I've just read Joseph Ellis' book, American Sphinx, about Thomas Jefferson. He was eloquent about freedom, but he wasn't very good at it in his own life. He gave all Americans their ideas about freedom and independence, but he seemed to think that all we had to do is eliminate government and the self-reliant American yeoman farmers would take care of themselves from there on out. Experience hasn't born out his ideas, but we can't shake them, because they are such attractive myths. Basically, we all overemphasize our personal rights and minimize the expectations of others. That's where libertarianism comes from, but it's not really workable, as Jefferson's life shows. Maybe Ellis didn't cover it, but I didn't read anything in the book about the duties of citizenship. I've always thought that a republic depends on people making it work properly by keeping an eye on their representatives, but Jefferson didn't seem to be as hortatory about that as he was about throwing off the yoke of tyranny. What we have to think about, is that when we throw off the yoke, the load doesn't get pulled until someone puts it back on. The real point which Washington and Adams seemed to understand was that what we fought for in the Revolutionary War was not for no more yokes, but for the right to bear the yokes we choose, even without the lash and reins being held by someone else, and for the right to claim more of the rewards for pulling.

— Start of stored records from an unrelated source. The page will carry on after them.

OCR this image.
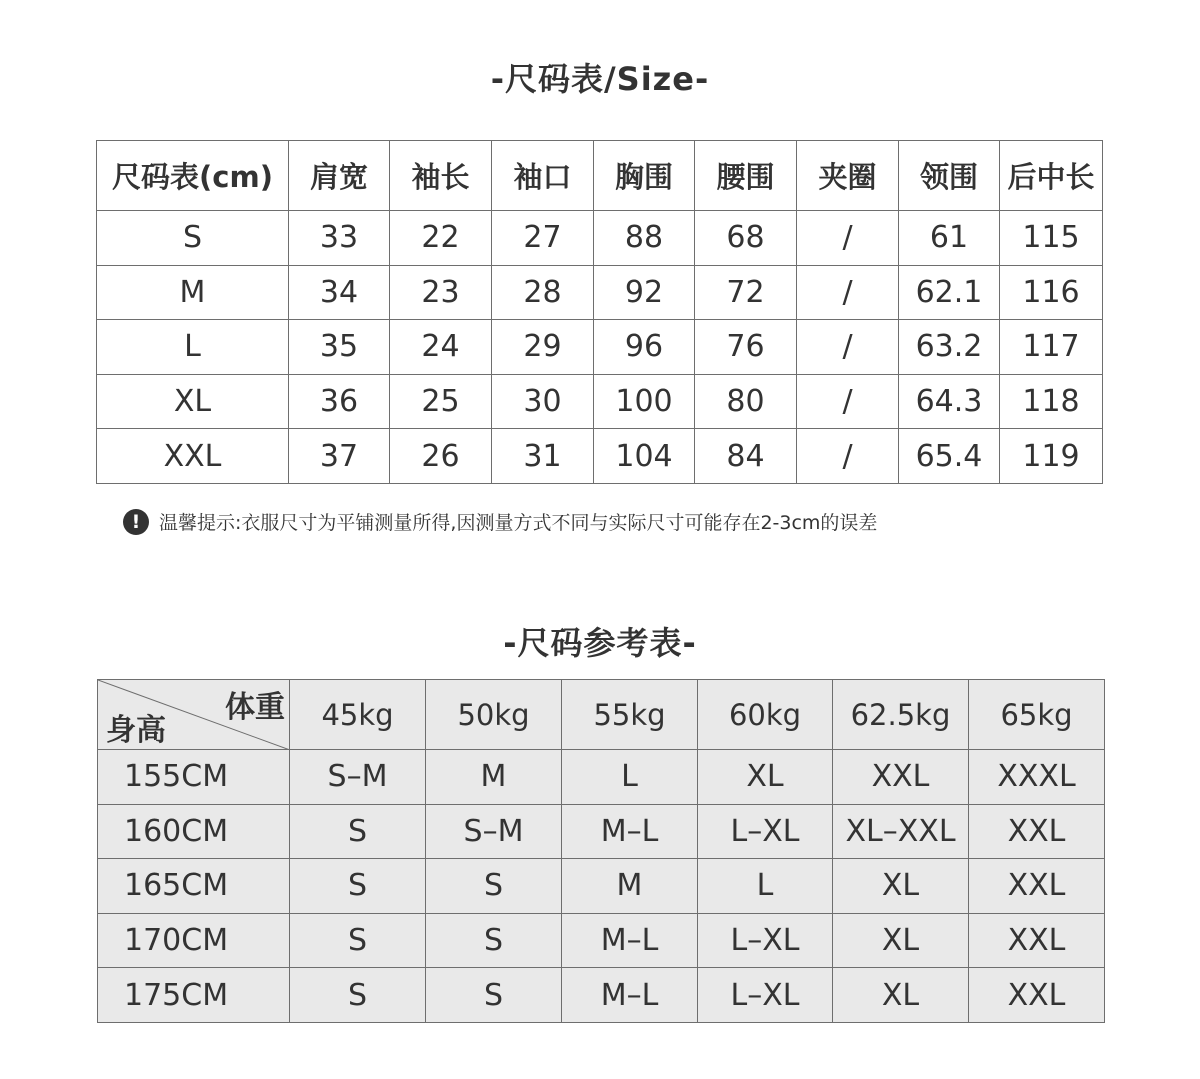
-尺码表/Size-
尺码表(cm)	肩宽	袖长	袖口	胸围	腰围	夹圈	领围	后中长
S	33	22	27	88	68	/	61	115
M	34	23	28	92	72	/	62.1	116
L	35	24	29	96	76	/	63.2	117
XL	36	25	30	100	80	/	64.3	118
XXL	37	26	31	104	84	/	65.4	119
! 温馨提示:衣服尺寸为平铺测量所得,因测量方式不同与实际尺寸可能存在2-3cm的误差
-尺码参考表-
体重
身高	45kg	50kg	55kg	60kg	62.5kg	65kg
155CM	S–M	M	L	XL	XXL	XXXL
160CM	S	S–M	M–L	L–XL	XL–XXL	XXL
165CM	S	S	M	L	XL	XXL
170CM	S	S	M–L	L–XL	XL	XXL
175CM	S	S	M–L	L–XL	XL	XXL
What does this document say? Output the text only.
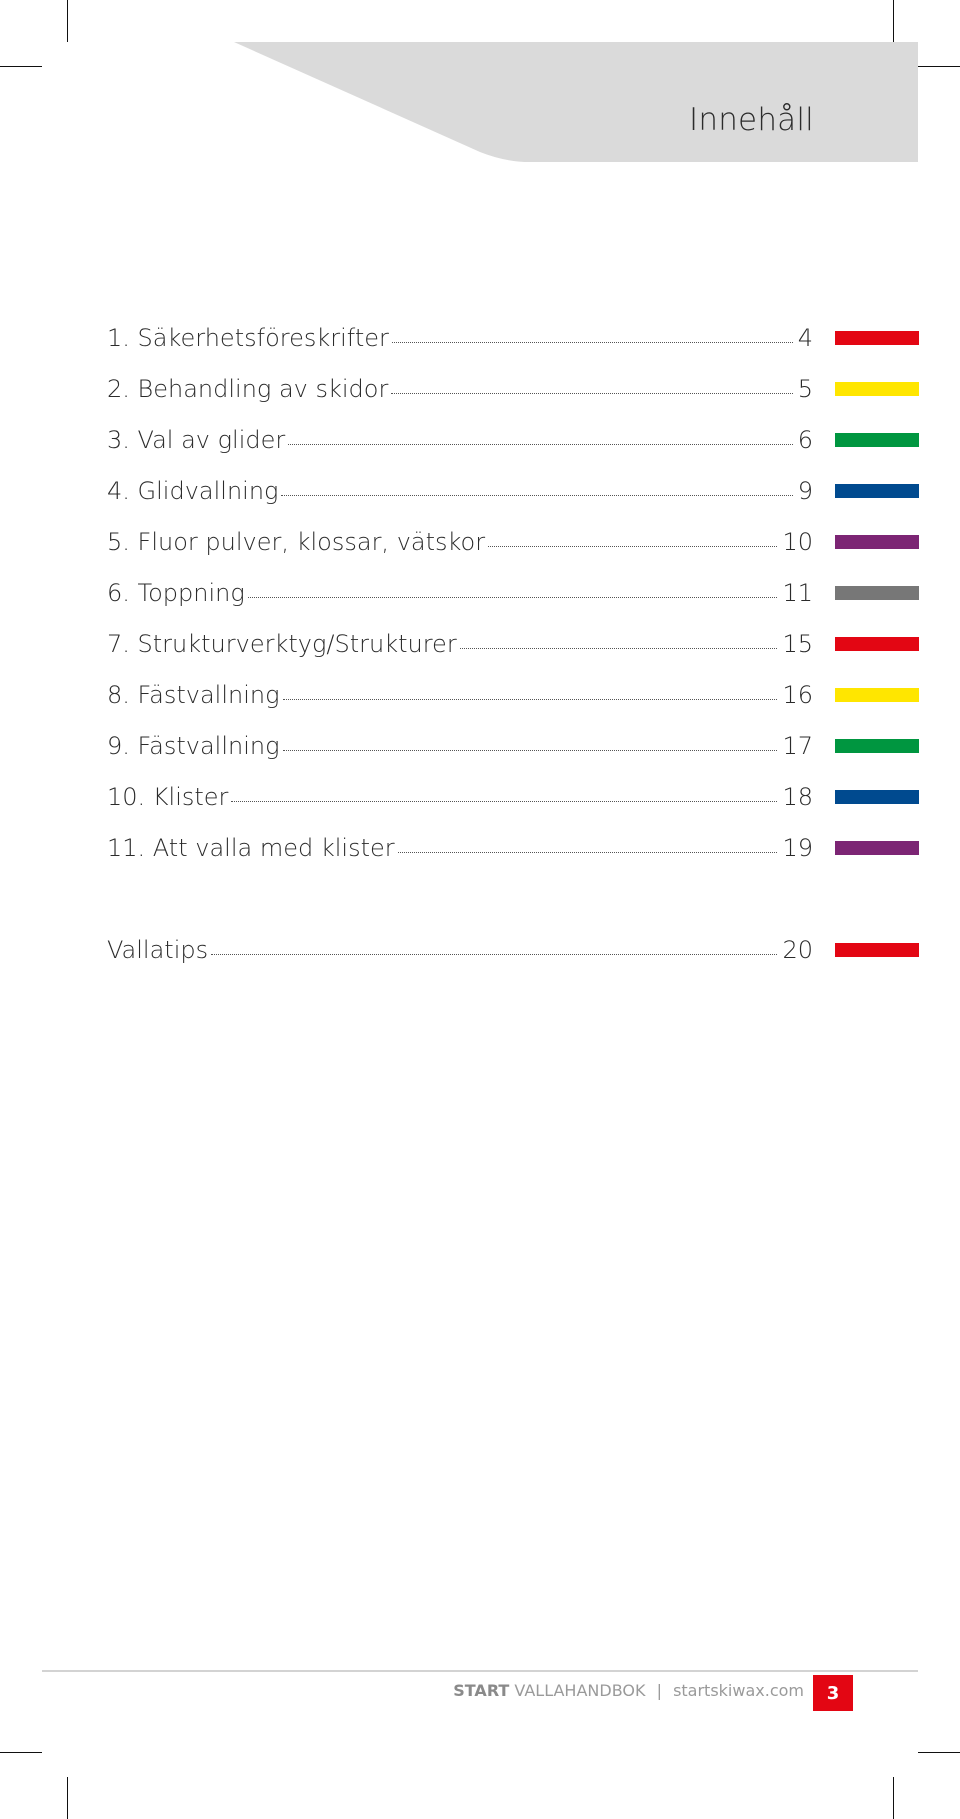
Innehåll
1. Säkerhetsföreskrifter	4
2. Behandling av skidor	5
3. Val av glider	6
4. Glidvallning	9
5. Fluor pulver, klossar, vätskor	10
6. Toppning	11
7. Strukturverktyg/Strukturer	15
8. Fästvallning	16
9. Fästvallning	17
10. Klister	18
11. Att valla med klister	19
Vallatips	20
START VALLAHANDBOK | startskiwax.com	3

Here, via Donald Luskin, is an hilarious account of both the vacuousness and hypocrisy of academic frauds.

I love this quote:
"Of course we don't understand why somebody would attack the Red Cross," ICRC spokeswoman Nada Doumani tells the AP. "The Red Cross has operated in this country since 1980, and we have not been involved in politics."
Yeah, it's not like all those plane passengers and occupants of the World Trade Center who were, uh, . . . what was it again that they were doing to harm Islam? For that matter, what is it that made the bombers want to kill so many of their fellow Iraqis, Miss Doumani?

The L. A. Times clarifies it for us. It was a publicity stunt, "designed to grab attention by flaunting their ability to inflict casualties." Oh, well then, never mind.